Other: Usual patient education
Other: ChatGPT-generated patient education

Study type

Interventional

Funder types

Other

Identifiers

NCT06981208
202505097

Details and patient eligibility

About

In this study, patients who are scheduled for breast reconstruction consultation will be randomized into the intervention group (ChatGPT-generated patient education regarding possible reconstruction options) or the control group (usual patient education). All patients will complete a survey following their in-person consultation to assess their experience and overall satisfaction with the consultation process. Additionally, participating surgeons will complete a separate survey to evaluate their consultation experience, satisfaction, and to assess the accuracy and clinical utility of the ChatGPT-generated patient education materials. The surveys are designed to gather information on patient characteristics, organizational health literacy according to Brega et al. Other survey questions have been designed to meet the outcomes of this study and have not been based on previously published surveys.

Enrollment

410 estimated patients

Sex

All

Ages

18+ years old

Volunteers

No Healthy Volunteers

Inclusion and exclusion criteria

Patient Eligibility Criteria:

  • Scheduled for initial preoperative breast reconstruction consultation following therapeutic or prophylactic mastectomy with a surgeon at Washington University School of Medicine.
  • At least 18 years of age.
  • Can speak and understand English.

Surgeon Eligibility Criteria:

  • Routinely performs breast reconstruction surgery at Washington University School of Medicine.
  • At least 18 years of age.
  • Can speak and understand English.
  • Surgeon must not be a resident or fellow at time of enrollment.

Trial design

Primary purpose

Health Services Research

Allocation

Randomized

Interventional model

Parallel Assignment

Masking

Single Blind

410 participants in 3 patient groups

ChatGPT-generated patient education
Experimental group
Description:
* Pre-consultation ChatGPT patient education: The patients randomized into the ChatGPT education group will receive a ChatGPT patient education on paper prior to their consultation.

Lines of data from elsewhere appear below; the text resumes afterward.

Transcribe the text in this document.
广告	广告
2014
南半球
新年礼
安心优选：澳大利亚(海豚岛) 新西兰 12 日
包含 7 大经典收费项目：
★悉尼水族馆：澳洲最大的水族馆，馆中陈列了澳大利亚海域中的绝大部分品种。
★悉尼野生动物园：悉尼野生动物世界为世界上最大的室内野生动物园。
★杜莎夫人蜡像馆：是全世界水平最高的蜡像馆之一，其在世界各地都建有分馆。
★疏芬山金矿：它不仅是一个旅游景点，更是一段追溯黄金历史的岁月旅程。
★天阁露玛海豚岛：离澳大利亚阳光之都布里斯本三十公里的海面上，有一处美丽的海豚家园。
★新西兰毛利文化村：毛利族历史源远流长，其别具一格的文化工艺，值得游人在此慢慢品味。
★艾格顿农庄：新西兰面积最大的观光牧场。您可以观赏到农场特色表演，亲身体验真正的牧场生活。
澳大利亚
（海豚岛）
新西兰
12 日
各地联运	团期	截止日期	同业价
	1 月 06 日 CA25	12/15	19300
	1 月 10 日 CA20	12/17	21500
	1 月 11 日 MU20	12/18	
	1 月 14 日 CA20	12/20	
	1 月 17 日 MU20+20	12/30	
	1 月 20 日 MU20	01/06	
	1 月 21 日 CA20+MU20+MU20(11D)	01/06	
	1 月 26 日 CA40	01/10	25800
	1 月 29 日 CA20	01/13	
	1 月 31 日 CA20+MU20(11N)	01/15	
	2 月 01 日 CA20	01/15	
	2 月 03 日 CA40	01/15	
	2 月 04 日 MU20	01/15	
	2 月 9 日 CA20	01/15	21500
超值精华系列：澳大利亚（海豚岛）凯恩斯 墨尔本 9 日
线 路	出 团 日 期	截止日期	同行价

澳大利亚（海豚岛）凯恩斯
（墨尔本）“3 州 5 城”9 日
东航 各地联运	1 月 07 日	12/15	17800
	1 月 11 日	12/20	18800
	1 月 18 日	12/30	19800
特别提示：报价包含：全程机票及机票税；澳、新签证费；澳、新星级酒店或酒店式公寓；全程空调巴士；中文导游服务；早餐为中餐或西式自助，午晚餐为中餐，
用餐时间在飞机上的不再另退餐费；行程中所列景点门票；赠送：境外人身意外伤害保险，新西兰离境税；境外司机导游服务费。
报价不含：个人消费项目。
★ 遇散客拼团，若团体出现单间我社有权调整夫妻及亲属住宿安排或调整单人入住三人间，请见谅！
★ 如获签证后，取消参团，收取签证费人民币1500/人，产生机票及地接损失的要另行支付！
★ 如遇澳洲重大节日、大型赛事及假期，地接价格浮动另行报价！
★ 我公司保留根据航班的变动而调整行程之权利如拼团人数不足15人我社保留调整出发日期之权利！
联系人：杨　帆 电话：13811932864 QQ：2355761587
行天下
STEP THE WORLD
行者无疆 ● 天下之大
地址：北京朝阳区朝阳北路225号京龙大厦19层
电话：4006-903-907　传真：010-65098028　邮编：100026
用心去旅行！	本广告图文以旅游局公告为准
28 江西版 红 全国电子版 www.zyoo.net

The ChatGPT will write a patient-tailored education regarding possible reconstruction options. The patient will review this independently, without additional input or guidance from a research team member * Patient post-consultation survey: All patients will receive a survey after the planned in-person consultation with the plastic surgeon.
Treatment:
Other: ChatGPT-generated patient education
Usual education
Active Comparator group
Description:
- Patients will not receive any additional information prior to their consultation.
Treatment:
Other: Usual patient education
Surgeons
No Intervention group
Description:
* In order for the surgeon to be blinded to the study arm, all participants will have ChatGPT education created. Participating surgeons will review each patient education sheet prior to the consult and score the accuracy of the provided education sheet. The surgeon will proceed with the consultation as planned. The surgeon is blinded to the patient's study arm as they will be reviewing ChatGPT education for all patients. If any inaccuracies are identified in the patient education sheet, the surgeon will address this with the study team and have the errors fixed prior to providing to the patient. * The surgeon will receive a survey after each in-person consultation, covering patient experience, surgeon experience, and education material accuracy.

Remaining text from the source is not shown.